Bell's efforts to keep Verizon in the family were aided by the fact that Bozell had long been part of a Verizon success story, which had seen the company ranked as the leading cellular service provider since its inception in early 2000, according to market researcher Yankee Group, Boston. In early 2002 Bozell had introduced Test Man, the popular, hardworking, geeky icon of Verizon Wireless' continuing "Can you hear me now?" campaign.
"An agency gets some credit," said one executive familiar with the Bozell/Verizon Wireless relationship. "It is easy to fire an agency when your business sucks. But when things are going well and you are in the midst of a landmark campaign, it is not."
But, despite this goodwill, relations with Lowe began to sour last summer. Chief among the reasons was turnover among senior creatives. In March, Executive Creative Director David Nobay left, and Group Creative Director Richard Wallace took the helm, but the relationship did not jell. Dean Hacohen, exec VP-executive creative director, was then asked to take the creative lead. Additions and changes on the account-management side resulted in a strained client-agency relationship, said executives familiar with the situation.
evolving test man
The cutthroat competitive environment in which Verizon Wireless operates heightened the impact of the relationship difficulties. The marketer, according to executives familiar with the situation, wanted solutions that would evolve the Test Man campaign beyond its current emphasis on network reliability. But solutions, some executives said, were slow in coming.
"Eventually the work got there, but the process to get from assignment to on the air was very painful," said one executive familiar with the situation. Other executives said the agency's mission was complicated by Verizon Wireless' approval process, as well as by corporate infighting.
Moving from concept to delivery was complicated, in at least one case, by the marketer's submission of an overly aggressive claim for a TV spot for its push-to-talk service, a walkie-talkie function offered by competitors such as Nextel. One spot promoting the service had to be pulled when Nextel in September sued Verizon Wireless, alleging false advertising for claiming that Verizon Wireless' network was the best and most reliable.
By early fall, Interpublic CEO Mr. Bell stepped in, calling on four Interpublic agencies (McCann-Erickson, New York; Hill Holliday, New York; The Martin Agency, Richmond, Virginia; and Deutsch, New York) to help on Verizon Wireless. Martin and Deutsch opted out of the project. Hill Holliday dropped out after a short time, leaving McCann-Erickson and Lowe. Throughout December, the two siblings were pitted in a competition to win a product introduction project. McCann prevailed.

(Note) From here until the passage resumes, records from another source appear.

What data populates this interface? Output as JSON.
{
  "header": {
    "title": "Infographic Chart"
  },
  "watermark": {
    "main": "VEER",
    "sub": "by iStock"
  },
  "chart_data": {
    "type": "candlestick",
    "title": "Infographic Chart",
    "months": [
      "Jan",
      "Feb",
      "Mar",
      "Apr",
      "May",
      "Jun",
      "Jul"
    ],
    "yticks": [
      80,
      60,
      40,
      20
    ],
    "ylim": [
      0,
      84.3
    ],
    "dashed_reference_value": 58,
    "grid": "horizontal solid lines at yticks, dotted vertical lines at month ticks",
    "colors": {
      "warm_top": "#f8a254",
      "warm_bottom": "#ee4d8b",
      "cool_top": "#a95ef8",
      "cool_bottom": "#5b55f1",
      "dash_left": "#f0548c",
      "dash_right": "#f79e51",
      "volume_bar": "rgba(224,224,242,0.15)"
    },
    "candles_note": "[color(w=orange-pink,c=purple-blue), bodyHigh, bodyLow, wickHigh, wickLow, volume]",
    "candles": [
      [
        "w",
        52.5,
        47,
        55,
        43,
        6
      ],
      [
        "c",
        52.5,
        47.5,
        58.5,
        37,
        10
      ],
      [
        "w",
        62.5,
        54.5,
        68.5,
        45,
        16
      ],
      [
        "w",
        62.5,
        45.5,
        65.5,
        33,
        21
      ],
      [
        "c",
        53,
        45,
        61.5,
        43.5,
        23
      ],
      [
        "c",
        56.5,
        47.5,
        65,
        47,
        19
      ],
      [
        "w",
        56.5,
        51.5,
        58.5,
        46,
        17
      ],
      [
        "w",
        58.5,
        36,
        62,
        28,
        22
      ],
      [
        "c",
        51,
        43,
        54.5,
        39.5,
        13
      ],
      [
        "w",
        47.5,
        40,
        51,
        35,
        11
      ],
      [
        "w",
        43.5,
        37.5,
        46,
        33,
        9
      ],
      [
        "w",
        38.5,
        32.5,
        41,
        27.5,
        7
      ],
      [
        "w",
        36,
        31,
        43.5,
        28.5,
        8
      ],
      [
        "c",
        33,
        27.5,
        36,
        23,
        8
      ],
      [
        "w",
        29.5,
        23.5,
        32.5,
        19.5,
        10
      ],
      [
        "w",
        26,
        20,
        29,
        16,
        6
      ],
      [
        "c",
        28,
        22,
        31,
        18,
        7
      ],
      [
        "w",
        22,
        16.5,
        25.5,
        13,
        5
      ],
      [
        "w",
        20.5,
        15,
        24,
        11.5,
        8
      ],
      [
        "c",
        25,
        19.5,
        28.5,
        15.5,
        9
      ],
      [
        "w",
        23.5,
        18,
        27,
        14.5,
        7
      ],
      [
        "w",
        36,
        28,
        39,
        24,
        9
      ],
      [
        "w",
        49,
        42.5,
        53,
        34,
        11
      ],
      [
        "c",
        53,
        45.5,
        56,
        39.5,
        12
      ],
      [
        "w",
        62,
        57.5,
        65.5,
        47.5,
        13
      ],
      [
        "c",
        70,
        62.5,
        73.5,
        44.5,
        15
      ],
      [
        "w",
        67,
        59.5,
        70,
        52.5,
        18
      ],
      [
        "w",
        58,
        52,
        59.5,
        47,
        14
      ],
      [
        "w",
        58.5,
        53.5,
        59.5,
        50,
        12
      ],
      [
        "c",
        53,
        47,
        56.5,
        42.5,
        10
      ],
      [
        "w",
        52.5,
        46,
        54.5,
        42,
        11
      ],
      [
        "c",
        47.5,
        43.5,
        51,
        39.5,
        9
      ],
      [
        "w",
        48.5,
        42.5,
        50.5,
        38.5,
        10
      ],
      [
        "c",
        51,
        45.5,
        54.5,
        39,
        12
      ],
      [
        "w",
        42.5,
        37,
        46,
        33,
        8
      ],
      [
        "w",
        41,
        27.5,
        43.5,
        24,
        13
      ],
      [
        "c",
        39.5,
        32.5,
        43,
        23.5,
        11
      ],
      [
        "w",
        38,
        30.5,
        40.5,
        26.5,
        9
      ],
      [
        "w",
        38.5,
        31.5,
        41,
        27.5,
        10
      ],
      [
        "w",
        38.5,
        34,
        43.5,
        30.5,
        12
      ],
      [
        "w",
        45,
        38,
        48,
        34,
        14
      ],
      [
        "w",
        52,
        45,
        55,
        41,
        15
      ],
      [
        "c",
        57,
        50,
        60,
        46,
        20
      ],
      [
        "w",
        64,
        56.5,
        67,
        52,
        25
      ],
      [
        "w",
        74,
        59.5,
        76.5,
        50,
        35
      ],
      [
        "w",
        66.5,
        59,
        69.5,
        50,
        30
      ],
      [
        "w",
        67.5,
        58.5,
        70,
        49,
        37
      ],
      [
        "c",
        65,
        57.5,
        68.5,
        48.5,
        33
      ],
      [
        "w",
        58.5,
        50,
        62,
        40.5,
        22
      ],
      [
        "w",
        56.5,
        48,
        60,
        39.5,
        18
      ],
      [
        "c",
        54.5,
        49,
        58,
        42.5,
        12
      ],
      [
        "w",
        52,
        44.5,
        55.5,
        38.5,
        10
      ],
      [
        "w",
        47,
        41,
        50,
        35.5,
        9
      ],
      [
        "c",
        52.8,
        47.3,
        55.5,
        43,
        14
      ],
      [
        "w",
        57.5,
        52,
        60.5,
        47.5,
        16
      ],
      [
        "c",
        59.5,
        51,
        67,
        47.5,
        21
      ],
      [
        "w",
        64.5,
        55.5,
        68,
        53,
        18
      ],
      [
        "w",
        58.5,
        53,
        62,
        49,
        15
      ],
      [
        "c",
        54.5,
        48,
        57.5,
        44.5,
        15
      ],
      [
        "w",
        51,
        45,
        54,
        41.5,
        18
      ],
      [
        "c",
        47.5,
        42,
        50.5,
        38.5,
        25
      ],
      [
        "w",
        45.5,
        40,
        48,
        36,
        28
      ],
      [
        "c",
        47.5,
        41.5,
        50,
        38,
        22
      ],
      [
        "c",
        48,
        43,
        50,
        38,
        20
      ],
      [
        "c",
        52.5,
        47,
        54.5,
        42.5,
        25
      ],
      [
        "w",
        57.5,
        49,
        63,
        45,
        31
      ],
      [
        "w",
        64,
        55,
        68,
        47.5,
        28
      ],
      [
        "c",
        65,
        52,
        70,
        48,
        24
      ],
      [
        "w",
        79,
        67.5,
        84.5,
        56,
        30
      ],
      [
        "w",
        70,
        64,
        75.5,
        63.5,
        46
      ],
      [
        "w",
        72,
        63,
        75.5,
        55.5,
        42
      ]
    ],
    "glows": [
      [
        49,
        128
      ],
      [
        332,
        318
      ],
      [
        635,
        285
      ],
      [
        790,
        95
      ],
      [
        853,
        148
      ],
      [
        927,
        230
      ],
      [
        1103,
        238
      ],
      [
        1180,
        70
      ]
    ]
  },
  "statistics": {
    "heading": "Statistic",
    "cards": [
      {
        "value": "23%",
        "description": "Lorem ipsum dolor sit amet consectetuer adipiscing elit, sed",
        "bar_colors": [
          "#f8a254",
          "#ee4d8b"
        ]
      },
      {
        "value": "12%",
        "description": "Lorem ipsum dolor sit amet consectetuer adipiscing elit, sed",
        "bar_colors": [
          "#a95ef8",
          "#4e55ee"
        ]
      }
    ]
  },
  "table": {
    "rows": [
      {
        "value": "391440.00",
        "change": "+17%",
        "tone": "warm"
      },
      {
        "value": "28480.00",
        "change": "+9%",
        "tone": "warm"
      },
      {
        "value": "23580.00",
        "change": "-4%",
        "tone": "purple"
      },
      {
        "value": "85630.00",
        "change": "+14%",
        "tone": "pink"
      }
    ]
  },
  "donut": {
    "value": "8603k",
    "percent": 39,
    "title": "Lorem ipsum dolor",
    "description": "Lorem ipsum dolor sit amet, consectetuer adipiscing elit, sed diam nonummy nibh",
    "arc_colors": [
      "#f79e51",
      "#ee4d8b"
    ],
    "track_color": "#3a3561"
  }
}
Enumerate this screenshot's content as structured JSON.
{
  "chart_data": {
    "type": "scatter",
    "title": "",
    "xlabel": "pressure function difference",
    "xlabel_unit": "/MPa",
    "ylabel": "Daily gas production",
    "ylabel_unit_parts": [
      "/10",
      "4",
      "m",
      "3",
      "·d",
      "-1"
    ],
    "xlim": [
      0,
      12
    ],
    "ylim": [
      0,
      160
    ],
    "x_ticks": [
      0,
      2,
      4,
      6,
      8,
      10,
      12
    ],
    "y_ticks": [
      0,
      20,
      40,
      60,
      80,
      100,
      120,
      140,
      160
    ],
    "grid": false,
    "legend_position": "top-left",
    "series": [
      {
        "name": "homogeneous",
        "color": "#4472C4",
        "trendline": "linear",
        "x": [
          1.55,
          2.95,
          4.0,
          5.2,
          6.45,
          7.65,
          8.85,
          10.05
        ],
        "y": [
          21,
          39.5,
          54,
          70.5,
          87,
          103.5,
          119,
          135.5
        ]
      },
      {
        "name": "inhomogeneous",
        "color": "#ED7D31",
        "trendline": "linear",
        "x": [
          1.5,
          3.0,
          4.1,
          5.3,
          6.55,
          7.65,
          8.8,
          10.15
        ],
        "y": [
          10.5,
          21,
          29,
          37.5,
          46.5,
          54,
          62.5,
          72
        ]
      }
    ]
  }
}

Still, Verizon Wireless' decision, announced late Jan. 16, to open a review beyond Interpublic agencies was unexpected. One executive familiar with the scenario said that in a meeting the week of Jan. 5 between Verizon Wireless CEO Denny Strigl and Interpublic's Mr. Bell, Mr. Strigl informed Mr. Bell the marketer was unhappy.
Meanwhile, Mr. Strigl's top marketing executive, John Stratton, according to executives, wanted to move entirely to McCann, which Mr. Strigl did not champion, reasoning it made no sense to be limited to Interpublic. Verizon Wireless is interviewing consultants to handle the review. McCann will lead the Interpublic effort.